Voter registration equals gift of power

Voter registration volunteers may be annoying, but they allow students to gain more leverage with today’s politicians.

Yes, they are annoying. You are tired of being asked if you are registered to vote and wouldn’t mind if you were never asked again.

Fortunately for college students, though, they won’t be gone. If they did pack up and quit their campaigns, much of young adults’ political leverage could disappear with them.

Voter registration drives tend to saturate college campuses during election years, and students are more than tired of them by the time registration deadlines come around. The complaining could be put to far better uses. Voter registrations are a gift to college students.

Think of the volunteers as the Salvation Army Santas, only they ask not for donations, but involvement. Your contribution goes not to the faceless needy, but to your own political power. Every time another college-age citizen gets registered and votes, the issues that matter to them become more important.
Politicians know who votes. That’s why they spend so much time campaigning in retirement homes: because they know that the elderly get out the vote better than most.

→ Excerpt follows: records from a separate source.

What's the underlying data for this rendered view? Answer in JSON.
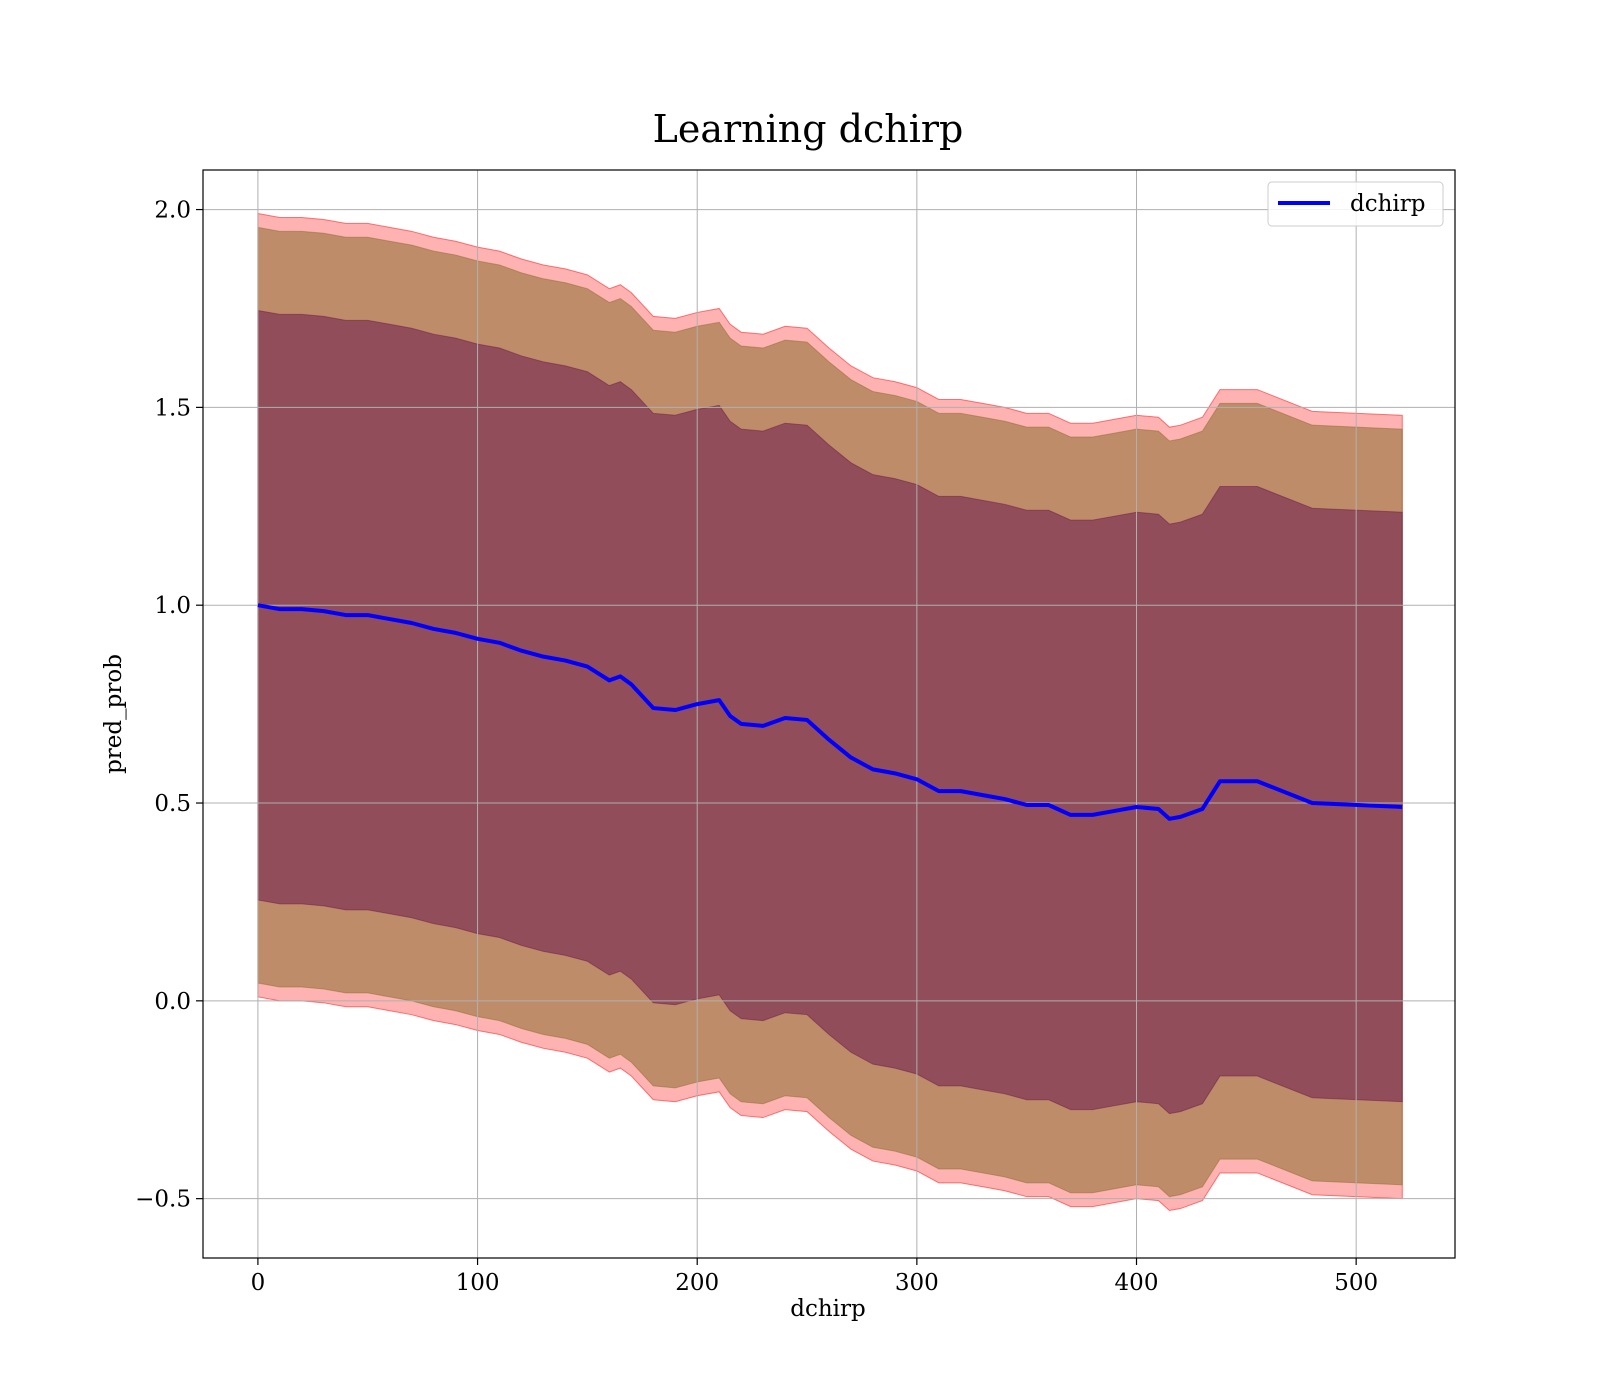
{
  "chart_data": {
    "type": "line",
    "title": "Learning dchirp",
    "xlabel": "dchirp",
    "ylabel": "pred_prob",
    "xlim": [
      -25,
      545
    ],
    "ylim": [
      -0.65,
      2.1
    ],
    "xticks": [
      0,
      100,
      200,
      300,
      400,
      500
    ],
    "yticks": [
      -0.5,
      0.0,
      0.5,
      1.0,
      1.5,
      2.0
    ],
    "ytick_labels": [
      "−0.5",
      "0.0",
      "0.5",
      "1.0",
      "1.5",
      "2.0"
    ],
    "grid": true,
    "legend": {
      "position": "top-right",
      "entries": [
        "dchirp"
      ]
    },
    "colors": {
      "line": "#0000ff",
      "band_outer": "#ff0000",
      "band_middle": "#8b6d2f",
      "band_inner": "#6b1a4a"
    },
    "series": [
      {
        "name": "dchirp",
        "x": [
          0,
          10,
          20,
          30,
          40,
          50,
          60,
          70,
          80,
          90,
          100,
          110,
          120,
          130,
          140,
          150,
          160,
          165,
          170,
          180,
          190,
          200,
          210,
          215,
          220,
          230,
          240,
          250,
          260,
          270,
          280,
          290,
          300,
          310,
          320,
          330,
          340,
          350,
          360,
          370,
          380,
          390,
          400,
          410,
          415,
          420,
          430,
          438,
          455,
          480,
          521
        ],
        "y": [
          1.0,
          0.99,
          0.99,
          0.985,
          0.975,
          0.975,
          0.965,
          0.955,
          0.94,
          0.93,
          0.915,
          0.905,
          0.885,
          0.87,
          0.86,
          0.845,
          0.81,
          0.82,
          0.8,
          0.74,
          0.735,
          0.75,
          0.76,
          0.72,
          0.7,
          0.695,
          0.715,
          0.71,
          0.66,
          0.615,
          0.585,
          0.575,
          0.56,
          0.53,
          0.53,
          0.52,
          0.51,
          0.495,
          0.495,
          0.47,
          0.47,
          0.48,
          0.49,
          0.485,
          0.46,
          0.465,
          0.485,
          0.555,
          0.555,
          0.5,
          0.49
        ]
      }
    ],
    "bands": [
      {
        "level": "outer",
        "half_width": [
          0.99,
          0.99,
          0.99,
          0.99,
          0.99,
          0.99,
          0.99,
          0.99,
          0.99,
          0.99,
          0.99,
          0.99,
          0.99,
          0.99,
          0.99,
          0.99,
          0.99,
          0.99,
          0.99,
          0.99,
          0.99,
          0.99,
          0.99,
          0.99,
          0.99,
          0.99,
          0.99,
          0.99,
          0.99,
          0.99,
          0.99,
          0.99,
          0.99,
          0.99,
          0.99,
          0.99,
          0.99,
          0.99,
          0.99,
          0.99,
          0.99,
          0.99,
          0.99,
          0.99,
          0.99,
          0.99,
          0.99,
          0.99,
          0.99,
          0.99,
          0.99
        ]
      },
      {
        "level": "middle",
        "half_width": [
          0.955,
          0.955,
          0.955,
          0.955,
          0.955,
          0.955,
          0.955,
          0.955,
          0.955,
          0.955,
          0.955,
          0.955,
          0.955,
          0.955,
          0.955,
          0.955,
          0.955,
          0.955,
          0.955,
          0.955,
          0.955,
          0.955,
          0.955,
          0.955,
          0.955,
          0.955,
          0.955,
          0.955,
          0.955,
          0.955,
          0.955,
          0.955,
          0.955,
          0.955,
          0.955,
          0.955,
          0.955,
          0.955,
          0.955,
          0.955,
          0.955,
          0.955,
          0.955,
          0.955,
          0.955,
          0.955,
          0.955,
          0.955,
          0.955,
          0.955,
          0.955
        ]
      },
      {
        "level": "inner",
        "half_width": [
          0.745,
          0.745,
          0.745,
          0.745,
          0.745,
          0.745,
          0.745,
          0.745,
          0.745,
          0.745,
          0.745,
          0.745,
          0.745,
          0.745,
          0.745,
          0.745,
          0.745,
          0.745,
          0.745,
          0.745,
          0.745,
          0.745,
          0.745,
          0.745,
          0.745,
          0.745,
          0.745,
          0.745,
          0.745,
          0.745,
          0.745,
          0.745,
          0.745,
          0.745,
          0.745,
          0.745,
          0.745,
          0.745,
          0.745,
          0.745,
          0.745,
          0.745,
          0.745,
          0.745,
          0.745,
          0.745,
          0.745,
          0.745,
          0.745,
          0.745,
          0.745
        ]
      }
    ]
  }
}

If students start voting more, politicians will cater to them more.

That means more attention to student loans, to environmentalism, to job markets, in short, to everything that matters to students.

It’s understandable that listening to the same question over and over again gets annoying. But we do it every day when we are watching TV. We are willing to put up with Head On ads so we can watch our shows. The only difference is that the annoying ads you see on TV are put there by people trying to get you to spend your money.

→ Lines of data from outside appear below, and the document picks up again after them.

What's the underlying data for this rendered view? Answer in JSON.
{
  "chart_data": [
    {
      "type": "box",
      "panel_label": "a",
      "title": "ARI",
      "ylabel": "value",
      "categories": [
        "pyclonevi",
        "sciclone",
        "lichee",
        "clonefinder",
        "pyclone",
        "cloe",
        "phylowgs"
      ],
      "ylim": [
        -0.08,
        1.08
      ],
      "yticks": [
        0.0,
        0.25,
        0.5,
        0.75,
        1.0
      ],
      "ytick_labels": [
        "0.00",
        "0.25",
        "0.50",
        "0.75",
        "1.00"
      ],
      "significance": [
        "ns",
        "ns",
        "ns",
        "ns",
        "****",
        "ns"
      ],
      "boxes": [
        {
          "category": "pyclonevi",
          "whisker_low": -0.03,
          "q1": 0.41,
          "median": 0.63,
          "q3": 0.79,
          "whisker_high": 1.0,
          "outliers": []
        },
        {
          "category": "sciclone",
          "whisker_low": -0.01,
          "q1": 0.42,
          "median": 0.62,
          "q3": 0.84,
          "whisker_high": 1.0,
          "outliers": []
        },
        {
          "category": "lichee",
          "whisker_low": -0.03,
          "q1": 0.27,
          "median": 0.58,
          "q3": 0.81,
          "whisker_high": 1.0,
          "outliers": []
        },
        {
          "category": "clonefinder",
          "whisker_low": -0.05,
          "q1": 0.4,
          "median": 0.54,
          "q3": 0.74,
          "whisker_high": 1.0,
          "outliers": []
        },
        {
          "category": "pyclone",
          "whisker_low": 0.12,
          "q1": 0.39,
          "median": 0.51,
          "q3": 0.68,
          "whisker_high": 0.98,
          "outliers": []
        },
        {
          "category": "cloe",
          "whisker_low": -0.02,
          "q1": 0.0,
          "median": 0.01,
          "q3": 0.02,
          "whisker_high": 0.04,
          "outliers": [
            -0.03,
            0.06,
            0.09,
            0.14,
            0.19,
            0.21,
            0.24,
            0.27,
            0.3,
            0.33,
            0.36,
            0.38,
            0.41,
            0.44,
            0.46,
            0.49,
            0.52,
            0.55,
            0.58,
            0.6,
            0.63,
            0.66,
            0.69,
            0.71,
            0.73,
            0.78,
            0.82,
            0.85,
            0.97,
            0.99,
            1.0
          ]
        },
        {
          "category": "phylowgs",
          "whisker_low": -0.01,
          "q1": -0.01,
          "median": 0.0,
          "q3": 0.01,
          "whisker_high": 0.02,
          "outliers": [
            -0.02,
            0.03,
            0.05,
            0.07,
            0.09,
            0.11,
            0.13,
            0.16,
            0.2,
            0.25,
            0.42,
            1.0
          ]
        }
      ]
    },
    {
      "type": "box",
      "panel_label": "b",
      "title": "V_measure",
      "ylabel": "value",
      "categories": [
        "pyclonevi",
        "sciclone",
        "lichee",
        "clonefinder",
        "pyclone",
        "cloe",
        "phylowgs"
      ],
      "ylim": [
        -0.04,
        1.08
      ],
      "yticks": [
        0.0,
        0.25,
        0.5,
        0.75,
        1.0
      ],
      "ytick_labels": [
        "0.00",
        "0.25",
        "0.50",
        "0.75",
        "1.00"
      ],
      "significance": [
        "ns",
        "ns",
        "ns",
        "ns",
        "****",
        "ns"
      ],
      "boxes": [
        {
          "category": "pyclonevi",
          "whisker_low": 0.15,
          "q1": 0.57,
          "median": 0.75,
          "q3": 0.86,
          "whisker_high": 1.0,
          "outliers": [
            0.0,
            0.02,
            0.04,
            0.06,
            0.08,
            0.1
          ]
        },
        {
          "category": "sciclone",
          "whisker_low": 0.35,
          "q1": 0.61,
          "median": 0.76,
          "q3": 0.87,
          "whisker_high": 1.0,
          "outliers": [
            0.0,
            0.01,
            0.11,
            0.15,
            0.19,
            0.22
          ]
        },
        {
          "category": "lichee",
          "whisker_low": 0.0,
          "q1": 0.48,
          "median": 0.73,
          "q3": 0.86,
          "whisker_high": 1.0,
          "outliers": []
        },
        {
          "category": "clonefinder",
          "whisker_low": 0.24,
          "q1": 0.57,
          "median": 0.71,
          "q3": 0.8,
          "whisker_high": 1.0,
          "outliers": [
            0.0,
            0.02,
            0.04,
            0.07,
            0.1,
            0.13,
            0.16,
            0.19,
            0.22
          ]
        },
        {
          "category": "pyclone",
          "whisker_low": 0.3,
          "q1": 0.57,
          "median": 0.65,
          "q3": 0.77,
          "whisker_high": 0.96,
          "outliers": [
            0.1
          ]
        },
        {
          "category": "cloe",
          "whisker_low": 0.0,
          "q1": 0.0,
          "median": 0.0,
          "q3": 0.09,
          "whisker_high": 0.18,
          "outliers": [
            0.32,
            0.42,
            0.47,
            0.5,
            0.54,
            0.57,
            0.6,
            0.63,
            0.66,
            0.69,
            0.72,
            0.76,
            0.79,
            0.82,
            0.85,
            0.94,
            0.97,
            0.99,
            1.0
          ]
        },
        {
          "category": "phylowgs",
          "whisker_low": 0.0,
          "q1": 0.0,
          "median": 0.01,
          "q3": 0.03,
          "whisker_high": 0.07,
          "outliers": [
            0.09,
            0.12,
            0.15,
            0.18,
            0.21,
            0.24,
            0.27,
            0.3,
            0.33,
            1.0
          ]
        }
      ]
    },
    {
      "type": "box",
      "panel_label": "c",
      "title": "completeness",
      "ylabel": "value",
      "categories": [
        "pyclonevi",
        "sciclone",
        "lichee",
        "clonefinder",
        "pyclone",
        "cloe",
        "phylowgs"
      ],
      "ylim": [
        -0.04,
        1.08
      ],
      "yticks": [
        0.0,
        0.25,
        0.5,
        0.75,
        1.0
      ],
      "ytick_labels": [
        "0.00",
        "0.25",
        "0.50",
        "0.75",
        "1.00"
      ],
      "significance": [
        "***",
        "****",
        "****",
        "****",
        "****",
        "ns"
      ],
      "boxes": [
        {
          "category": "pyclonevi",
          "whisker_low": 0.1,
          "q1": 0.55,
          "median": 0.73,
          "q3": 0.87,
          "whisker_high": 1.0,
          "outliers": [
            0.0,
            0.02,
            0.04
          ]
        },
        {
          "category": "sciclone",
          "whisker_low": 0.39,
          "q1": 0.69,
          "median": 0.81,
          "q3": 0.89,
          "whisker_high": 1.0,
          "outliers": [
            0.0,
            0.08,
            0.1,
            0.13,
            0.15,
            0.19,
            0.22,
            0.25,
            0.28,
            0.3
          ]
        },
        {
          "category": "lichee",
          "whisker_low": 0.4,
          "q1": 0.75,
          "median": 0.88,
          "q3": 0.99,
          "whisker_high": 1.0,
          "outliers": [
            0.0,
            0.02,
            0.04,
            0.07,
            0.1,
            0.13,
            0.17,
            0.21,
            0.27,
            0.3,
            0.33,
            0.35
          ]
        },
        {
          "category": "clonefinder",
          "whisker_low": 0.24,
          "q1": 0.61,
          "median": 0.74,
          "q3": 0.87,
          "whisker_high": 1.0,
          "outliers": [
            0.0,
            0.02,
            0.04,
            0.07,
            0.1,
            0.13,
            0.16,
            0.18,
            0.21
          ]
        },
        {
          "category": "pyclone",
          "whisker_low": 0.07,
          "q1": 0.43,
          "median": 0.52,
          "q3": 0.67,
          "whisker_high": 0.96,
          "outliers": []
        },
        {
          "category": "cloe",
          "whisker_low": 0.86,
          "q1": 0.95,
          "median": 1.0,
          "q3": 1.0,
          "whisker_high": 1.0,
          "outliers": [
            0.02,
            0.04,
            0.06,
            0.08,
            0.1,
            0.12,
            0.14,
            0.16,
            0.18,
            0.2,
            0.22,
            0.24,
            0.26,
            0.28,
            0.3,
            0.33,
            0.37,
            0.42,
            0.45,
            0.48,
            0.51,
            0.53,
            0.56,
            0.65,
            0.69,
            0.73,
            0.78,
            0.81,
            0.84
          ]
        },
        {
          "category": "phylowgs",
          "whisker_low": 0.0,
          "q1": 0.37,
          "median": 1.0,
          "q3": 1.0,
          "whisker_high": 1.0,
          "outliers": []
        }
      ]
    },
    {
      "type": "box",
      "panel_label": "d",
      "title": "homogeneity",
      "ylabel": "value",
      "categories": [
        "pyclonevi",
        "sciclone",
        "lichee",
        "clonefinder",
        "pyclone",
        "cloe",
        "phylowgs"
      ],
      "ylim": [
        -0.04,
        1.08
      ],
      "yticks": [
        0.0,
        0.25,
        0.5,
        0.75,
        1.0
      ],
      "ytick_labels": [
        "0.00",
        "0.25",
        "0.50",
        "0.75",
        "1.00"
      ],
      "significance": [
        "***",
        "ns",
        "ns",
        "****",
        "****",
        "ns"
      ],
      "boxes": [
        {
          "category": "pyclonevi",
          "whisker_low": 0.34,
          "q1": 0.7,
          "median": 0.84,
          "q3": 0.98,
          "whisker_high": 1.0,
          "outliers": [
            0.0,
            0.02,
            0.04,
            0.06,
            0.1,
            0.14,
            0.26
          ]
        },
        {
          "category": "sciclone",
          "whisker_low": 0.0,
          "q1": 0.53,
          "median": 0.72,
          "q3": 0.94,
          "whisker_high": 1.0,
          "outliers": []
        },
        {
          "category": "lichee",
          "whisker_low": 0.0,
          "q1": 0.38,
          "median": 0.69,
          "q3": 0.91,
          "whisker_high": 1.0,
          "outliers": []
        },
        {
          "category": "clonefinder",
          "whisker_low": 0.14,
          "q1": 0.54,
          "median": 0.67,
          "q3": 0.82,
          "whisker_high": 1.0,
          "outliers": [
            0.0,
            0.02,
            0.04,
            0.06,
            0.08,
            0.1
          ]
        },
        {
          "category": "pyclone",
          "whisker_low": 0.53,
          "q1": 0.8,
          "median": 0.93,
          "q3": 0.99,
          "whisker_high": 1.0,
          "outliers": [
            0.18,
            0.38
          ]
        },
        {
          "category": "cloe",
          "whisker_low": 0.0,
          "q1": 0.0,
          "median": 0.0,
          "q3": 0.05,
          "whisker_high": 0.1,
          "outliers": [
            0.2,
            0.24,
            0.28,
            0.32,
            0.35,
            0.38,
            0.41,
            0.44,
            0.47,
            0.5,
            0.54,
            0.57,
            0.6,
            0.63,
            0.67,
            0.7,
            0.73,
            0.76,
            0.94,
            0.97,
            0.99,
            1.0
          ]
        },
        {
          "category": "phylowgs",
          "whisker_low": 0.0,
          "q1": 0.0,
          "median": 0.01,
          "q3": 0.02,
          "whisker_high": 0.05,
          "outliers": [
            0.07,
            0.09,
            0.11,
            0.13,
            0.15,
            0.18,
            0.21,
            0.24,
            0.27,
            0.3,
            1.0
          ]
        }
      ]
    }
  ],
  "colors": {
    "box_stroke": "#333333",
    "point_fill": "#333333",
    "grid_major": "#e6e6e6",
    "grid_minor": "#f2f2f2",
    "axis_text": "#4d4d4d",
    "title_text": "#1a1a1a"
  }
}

Voter registration people are not trying to get you to spend your money. Instead, they are trying to increase your political leverage.

“Companies send legions of people to stand on sidewalks and hand out samples.  Usually, these products are items where one would have to experience the product in order to know if you liked it or not, e.g., shampoo, shaving cream…” said Eric Eisenstein, a professor of marketing in the Fox School of Business in an e-mail interview.

Being registered to vote – and by extension, voting – is a little like the products Eisenstein talks about. You’re not going to know whether you want to vote until you see what it might do for you.

In other words, probably the best way to get you to be registered to vote is to do just what the registration people are doing – stand on sidewalks asking everyone who goes by if they are registered.

“In areas with significant numbers of unregistered voters who might have some time to stop (and a college campus might be a good example of this), such a tactic might work,” Eisenstein said.
 
If you don’t want to vote, that’s one thing. Understand, though, the significance of what those people with the annoying questions are doing. They are dragging college-age citizens kicking and screaming into politics.

If voter registration drives are successful and record numbers of youth voters show up on Election Day, politicians and their campaign managers will notice. When they do, more money, time and energy will be spent on finding out what young adults want, and getting it to them.